For every wedding canceled due to COVID-19, several parties suffer. It’s becoming a major issue, with many wedding venues facing lawsuits as they battle it out with disappointed brides and grooms who aren’t getting what they’d hoped for.
There are usually cancelation terms found in a wedding venue’s contract, but none of those accounted for a pandemic because nobody expected one. So who takes that financial hit? When a wedding cannot go on due to an unprecedented virus, are non-refundable deposits suddenly refundable? Wedding vendors may seem liable, but they’re suffering, too, so much so that a relief program has even been established for them.

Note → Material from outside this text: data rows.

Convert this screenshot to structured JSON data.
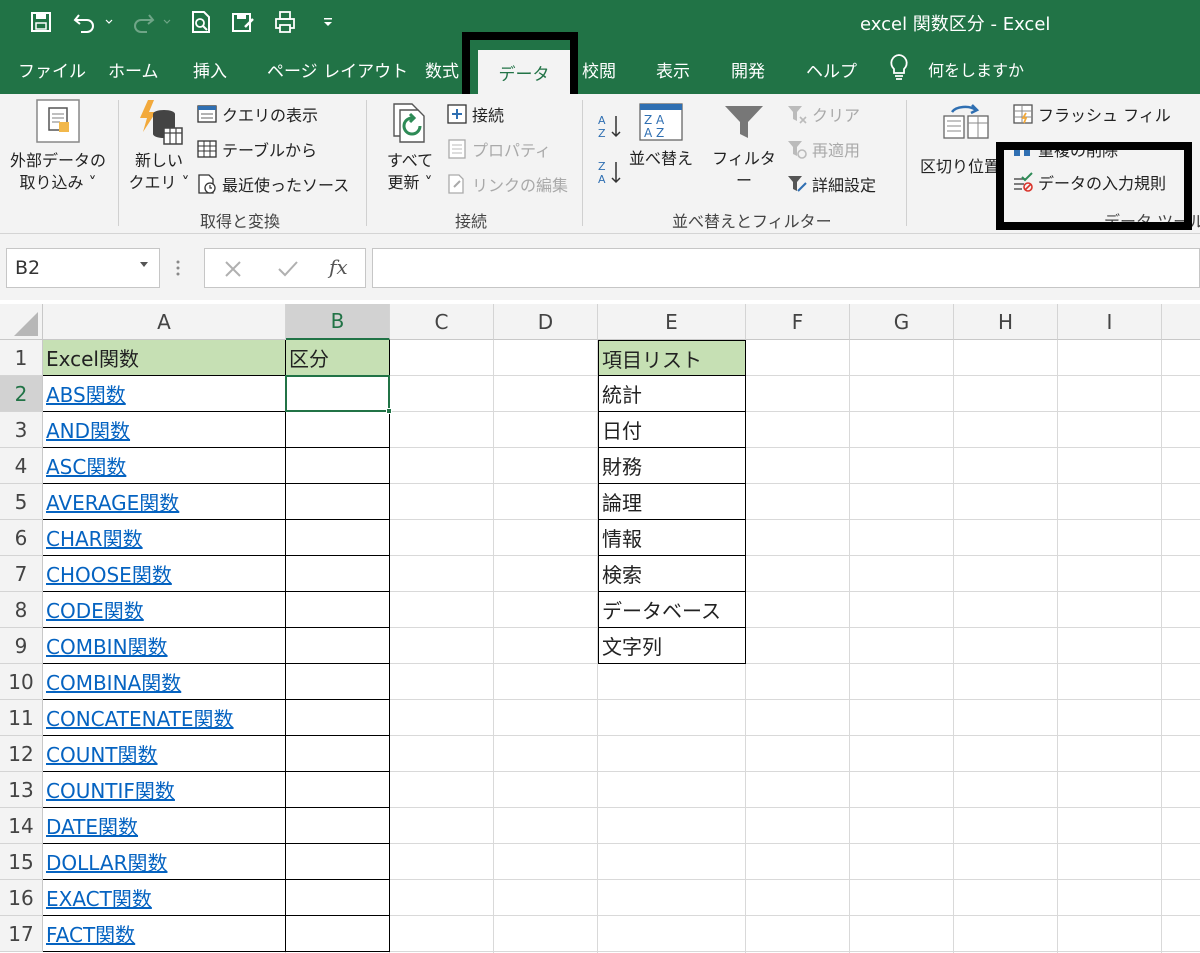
{
  "window": {
    "title": "excel 関数区分 - Excel"
  },
  "quick_access": {
    "icons": [
      "save-icon",
      "undo-icon",
      "redo-icon",
      "print-preview-icon",
      "save-as-icon",
      "quick-print-icon",
      "customize-qat-icon"
    ]
  },
  "tabs": [
    {
      "label": "ファイル"
    },
    {
      "label": "ホーム"
    },
    {
      "label": "挿入"
    },
    {
      "label": "ページ レイアウト"
    },
    {
      "label": "数式"
    },
    {
      "label": "データ"
    },
    {
      "label": "校閲"
    },
    {
      "label": "表示"
    },
    {
      "label": "開発"
    },
    {
      "label": "ヘルプ"
    }
  ],
  "tell_me": "何をしますか",
  "ribbon": {
    "external_data": {
      "line1": "外部データの",
      "line2": "取り込み"
    },
    "new_query": {
      "line1": "新しい",
      "line2": "クエリ"
    },
    "show_queries": "クエリの表示",
    "from_table": "テーブルから",
    "recent_sources": "最近使ったソース",
    "group_get_transform": "取得と変換",
    "refresh_all": {
      "line1": "すべて",
      "line2": "更新"
    },
    "connections": "接続",
    "properties": "プロパティ",
    "edit_links": "リンクの編集",
    "group_connections": "接続",
    "sort": "並べ替え",
    "filter": "フィルター",
    "clear": "クリア",
    "reapply": "再適用",
    "advanced": "詳細設定",
    "group_sort_filter": "並べ替えとフィルター",
    "text_to_columns": "区切り位置",
    "flash_fill": "フラッシュ フィル",
    "remove_duplicates": "重複の削除",
    "data_validation": "データの入力規則",
    "group_data_tools": "データ ツール"
  },
  "formula_bar": {
    "name_box": "B2",
    "formula": ""
  },
  "colors": {
    "excel_green": "#217346",
    "header_fill": "#c6e0b4",
    "link": "#0563c1"
  },
  "sheet": {
    "columns": [
      "A",
      "B",
      "C",
      "D",
      "E",
      "F",
      "G",
      "H",
      "I"
    ],
    "selected_column": "B",
    "selected_row": "2",
    "rows": [
      "1",
      "2",
      "3",
      "4",
      "5",
      "6",
      "7",
      "8",
      "9",
      "10",
      "11",
      "12",
      "13",
      "14",
      "15",
      "16",
      "17"
    ],
    "header_a": "Excel関数",
    "header_b": "区分",
    "header_e": "項目リスト",
    "functions": [
      "ABS関数",
      "AND関数",
      "ASC関数",
      "AVERAGE関数",
      "CHAR関数",
      "CHOOSE関数",
      "CODE関数",
      "COMBIN関数",
      "COMBINA関数",
      "CONCATENATE関数",
      "COUNT関数",
      "COUNTIF関数",
      "DATE関数",
      "DOLLAR関数",
      "EXACT関数",
      "FACT関数"
    ],
    "categories": [
      "統計",
      "日付",
      "財務",
      "論理",
      "情報",
      "検索",
      "データベース",
      "文字列"
    ]
  }
}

Even still, each of these problems only touches on the financial fallout of canceling a wedding. What about the emotional implications? Canceling a wedding at the last minute is not a novel concept. Couples have done it throughout the history of weddings, and it’s often a mess. But right now, hundreds of thousands of couples have had to do so because of circumstances beyond their control. What they can control, however, is how they respond. We spoke with Dr. Laura Louis, licensed psychologist and CEO of Atlanta Couple Therapy, about how couples are handling the emotional fallout of canceling weddings because of Covid-19.
Gender discrepancies may occur
“There are some gender differences that come up for this. A lot of times, for my female clients, they’re so devastated because they might have dreamed about this day for years and years before they even met their fiancé. So to imagine that it’s not going to happen in the way they imagined, or it may be delayed, can be incredibly painful,” says Dr. Louis. Supporting the idea that women are more attached to the planning of the big day, one survey found that, while men do report experiencing wedding-planning stress, women still report it more.